We may be years away from carrying ID cards, but
Angus Marshall says current plans could threaten national security.
I have severe concerns about the way we currently deal with the problem of identity verification, so it might seem that I'm a big supporter of the current plans for a national identity register and associated identity cards.
According to Government
publicity, this will create a central system using robust biometrics – physical measurements of human features such as height, eye colour, fingerprints – which cannot be duplicated easily. Surely this provides an ideal identity-verification system?
In fact, the principle behind biometric ID cards is an almost ideal solution. The person needing to prove identity presents the card, measurements are taken at the point of verification and compared against the records held on the centralised national database.
Since the database is controlled by the Government, it would be far harder to create false identity tokens (items currently used to prove identity, such as utility bills).
However, I have serious concerns about the plan, some of them shared by colleagues involved in crime and security research, and partners responsible for checking compliance with relevant legislation, particularly the Data Protection Act and Human Rights Act.
When the national ID-card scheme becomes operational, we are told that every UK citizen will be issued with a card and have their details recorded on the database.
The card will carry a photograph and some basic printed details, along with a unique chip which will associate the card with the details held on the database. Only certain authorised agencies will have the equipment required to interrogate the national database.
Because the card is an official government document, it will carry great weight as an authoritative ID token and, I believe, will become accepted as the only item that anyone ever needs to present to prove their identity.
But consider the case of an independent electrical retailer – the sort of shop that sells everything from toasters to plasma TVs. These shops often operate as licensed credit brokers, able to lend money through an arrangement with a credit broker.
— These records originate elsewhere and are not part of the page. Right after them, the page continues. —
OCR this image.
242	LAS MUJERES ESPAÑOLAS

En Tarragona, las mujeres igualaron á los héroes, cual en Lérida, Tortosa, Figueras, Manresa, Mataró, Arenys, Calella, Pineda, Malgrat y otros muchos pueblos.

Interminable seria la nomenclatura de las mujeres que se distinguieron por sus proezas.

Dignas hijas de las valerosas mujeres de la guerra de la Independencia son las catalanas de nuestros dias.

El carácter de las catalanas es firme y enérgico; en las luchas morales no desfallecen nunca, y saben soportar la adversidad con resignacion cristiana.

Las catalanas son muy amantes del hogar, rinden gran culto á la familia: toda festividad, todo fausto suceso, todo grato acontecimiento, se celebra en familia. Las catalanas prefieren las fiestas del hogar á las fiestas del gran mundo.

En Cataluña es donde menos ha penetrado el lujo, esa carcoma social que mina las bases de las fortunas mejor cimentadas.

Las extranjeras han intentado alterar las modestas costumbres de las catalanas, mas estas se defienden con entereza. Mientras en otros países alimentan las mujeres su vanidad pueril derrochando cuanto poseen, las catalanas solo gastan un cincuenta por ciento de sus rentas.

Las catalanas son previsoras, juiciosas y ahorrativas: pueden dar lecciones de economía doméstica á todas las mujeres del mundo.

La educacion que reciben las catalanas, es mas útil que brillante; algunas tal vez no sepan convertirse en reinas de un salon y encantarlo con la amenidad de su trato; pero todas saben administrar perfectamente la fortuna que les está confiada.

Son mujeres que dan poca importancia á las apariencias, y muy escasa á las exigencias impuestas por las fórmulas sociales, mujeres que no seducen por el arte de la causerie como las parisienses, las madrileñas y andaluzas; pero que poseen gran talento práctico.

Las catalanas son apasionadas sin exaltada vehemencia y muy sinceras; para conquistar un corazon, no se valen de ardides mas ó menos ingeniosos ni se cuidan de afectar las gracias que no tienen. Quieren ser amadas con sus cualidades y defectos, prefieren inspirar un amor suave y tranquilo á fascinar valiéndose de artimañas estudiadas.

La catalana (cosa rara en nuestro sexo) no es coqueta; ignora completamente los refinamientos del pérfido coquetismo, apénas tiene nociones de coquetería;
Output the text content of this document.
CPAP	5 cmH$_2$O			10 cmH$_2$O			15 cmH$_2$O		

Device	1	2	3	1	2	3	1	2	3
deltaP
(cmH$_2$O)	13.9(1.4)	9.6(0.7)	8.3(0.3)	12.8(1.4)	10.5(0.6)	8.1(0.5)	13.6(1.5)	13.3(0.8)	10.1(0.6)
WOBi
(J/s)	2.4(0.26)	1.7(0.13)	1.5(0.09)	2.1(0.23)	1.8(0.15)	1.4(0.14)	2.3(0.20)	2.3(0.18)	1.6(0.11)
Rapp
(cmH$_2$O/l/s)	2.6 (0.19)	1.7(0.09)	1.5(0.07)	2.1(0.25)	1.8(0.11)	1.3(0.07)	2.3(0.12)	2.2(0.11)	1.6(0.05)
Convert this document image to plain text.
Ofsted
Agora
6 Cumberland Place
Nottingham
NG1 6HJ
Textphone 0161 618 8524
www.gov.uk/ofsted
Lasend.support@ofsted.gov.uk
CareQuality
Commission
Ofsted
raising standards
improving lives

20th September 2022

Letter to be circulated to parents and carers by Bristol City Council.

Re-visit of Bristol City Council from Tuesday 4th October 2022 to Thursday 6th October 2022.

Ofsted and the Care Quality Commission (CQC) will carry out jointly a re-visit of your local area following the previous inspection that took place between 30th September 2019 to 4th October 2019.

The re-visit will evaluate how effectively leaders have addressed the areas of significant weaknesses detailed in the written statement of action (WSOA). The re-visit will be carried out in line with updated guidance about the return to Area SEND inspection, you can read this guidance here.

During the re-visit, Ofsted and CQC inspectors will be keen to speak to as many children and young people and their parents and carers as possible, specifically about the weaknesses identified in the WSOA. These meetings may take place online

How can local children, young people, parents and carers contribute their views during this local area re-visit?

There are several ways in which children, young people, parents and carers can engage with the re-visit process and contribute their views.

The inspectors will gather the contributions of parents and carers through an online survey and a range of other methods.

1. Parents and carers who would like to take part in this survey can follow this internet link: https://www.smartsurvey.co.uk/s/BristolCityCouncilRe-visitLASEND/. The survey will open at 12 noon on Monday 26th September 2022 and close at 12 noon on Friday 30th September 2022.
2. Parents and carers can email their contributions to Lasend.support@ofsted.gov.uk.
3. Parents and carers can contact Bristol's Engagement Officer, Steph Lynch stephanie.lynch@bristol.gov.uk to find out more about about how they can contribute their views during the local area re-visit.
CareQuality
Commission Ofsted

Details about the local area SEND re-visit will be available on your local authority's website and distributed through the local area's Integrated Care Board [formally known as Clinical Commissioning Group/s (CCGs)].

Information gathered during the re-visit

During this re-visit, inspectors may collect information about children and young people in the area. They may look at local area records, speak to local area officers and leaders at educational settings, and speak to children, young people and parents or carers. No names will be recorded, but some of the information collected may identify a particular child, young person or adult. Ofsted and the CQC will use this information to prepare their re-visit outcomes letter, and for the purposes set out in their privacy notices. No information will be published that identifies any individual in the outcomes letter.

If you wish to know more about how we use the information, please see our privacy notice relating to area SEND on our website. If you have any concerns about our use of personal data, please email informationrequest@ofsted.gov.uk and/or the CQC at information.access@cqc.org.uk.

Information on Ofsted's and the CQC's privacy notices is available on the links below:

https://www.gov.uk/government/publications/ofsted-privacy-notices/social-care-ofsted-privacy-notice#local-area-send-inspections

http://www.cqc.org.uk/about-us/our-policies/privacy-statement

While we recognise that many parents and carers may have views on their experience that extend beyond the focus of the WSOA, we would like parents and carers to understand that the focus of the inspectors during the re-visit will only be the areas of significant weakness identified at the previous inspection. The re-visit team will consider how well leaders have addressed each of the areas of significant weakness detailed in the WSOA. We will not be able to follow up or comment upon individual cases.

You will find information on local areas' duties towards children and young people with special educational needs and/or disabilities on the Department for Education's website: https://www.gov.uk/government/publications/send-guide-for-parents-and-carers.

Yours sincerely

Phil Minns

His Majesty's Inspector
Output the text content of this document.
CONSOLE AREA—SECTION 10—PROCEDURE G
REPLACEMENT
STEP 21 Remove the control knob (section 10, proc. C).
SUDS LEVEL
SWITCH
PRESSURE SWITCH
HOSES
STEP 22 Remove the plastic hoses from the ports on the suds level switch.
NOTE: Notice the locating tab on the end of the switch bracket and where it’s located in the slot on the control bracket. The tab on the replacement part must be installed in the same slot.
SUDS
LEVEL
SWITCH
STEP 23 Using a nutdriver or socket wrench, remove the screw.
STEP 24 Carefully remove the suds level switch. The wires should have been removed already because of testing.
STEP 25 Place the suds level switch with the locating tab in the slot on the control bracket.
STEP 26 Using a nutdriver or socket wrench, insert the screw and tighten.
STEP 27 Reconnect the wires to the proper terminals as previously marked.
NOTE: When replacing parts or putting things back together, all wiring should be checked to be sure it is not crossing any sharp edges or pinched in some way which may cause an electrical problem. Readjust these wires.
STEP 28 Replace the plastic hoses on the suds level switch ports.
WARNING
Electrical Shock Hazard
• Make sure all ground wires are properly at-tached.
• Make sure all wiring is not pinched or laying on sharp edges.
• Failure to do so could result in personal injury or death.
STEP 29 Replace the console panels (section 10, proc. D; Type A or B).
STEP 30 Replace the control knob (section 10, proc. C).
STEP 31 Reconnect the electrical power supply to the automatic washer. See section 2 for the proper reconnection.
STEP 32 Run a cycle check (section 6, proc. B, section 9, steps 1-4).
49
In order to apply for a loan, there is a need for the applicant – the person buying the £4,000 TV – to prove their identity for credit-referencing purposes.
When the national ID-card scheme goes live, it is very easy to foresee a situation where the ID card is the only thing that needs to be presented in order to get credit for a high-value item that can be taken away immediately.
There is a problem with this: retailers will be neither equipped nor authorised to access the national biometric database. They will have to rely on the photograph and printed details on the card, with no way of checking the card's validity.
As a result, it will be very easy for criminals to produce high-quality fake cards and use them to steal high-value goods by obtaining loans fraudulently in someone else's name.
The obvious solution to this is to equip retailers to query the database, so that they can check the authenticity of ID cards
before completing the loan application.
Eventually, then, we could get to a situation where the ID card has to be presented for checking several times every day. This leads to the second concern.
Every time the database is queried, the time, date, location and purpose could be recorded – allowing the database to build up a complete picture of every movement made by its individuals.
As more agencies are granted access to the database, the number of transactions recorded will increase dramatically, to a point where we may no longer need CCTV, because ID cards are recording our every move.
Potentially, then, an innocent person could find themselves accused of consorting with known terrorists, merely because their ID card happens to have been used for a transaction where several suspects' ID cards have also been active.
The same concern also applies to the tracking of motor vehicles using automated number-
plate recognition (ANPR), or satellite tracking for road
pricing ("Mr Marshall, could
you explain why your car was parked next to a known getaway car at Woolley Edge services on the M1 on Monday night, please?").
Then there is the fact that, for
ID cards to work properly, the police or some other agency must be empowered to demand and check the card at any time, forcing us all to carry them at all times or face severe penalties.
Without this, criminals and terrorists will be free to move around the country without fear of being caught without a valid ID card.
And finally, as a thought experiment, some of my colleagues and I have conceived a way to bring the ID-card system to a halt using inexpensive equipment readily available from high street stores.
It would require a considerable number of volunteers, but we are convinced that anyone who is motivated enough would be able
to carry out this attack on a national resource quite easily, potentially crippling the UK through an attack which causes no obvious physical damage or harm.
The good news, however, is that this is a government IT project with a current estimated cost of £5.4bn.
Given the record of these large IT projects, which tend to suffer from "scope creep" – where more and more features are requested as the project progresses – we can probably expect that figure to treble and the project to be completed at least five-to-10 years later than predicted – and that is if it works at all.
Angus Marshall is a senior lecturer in forensic science at the University of Teesside and is currently involved in a research project on cyber-profiling with Hull and Sheffield universities.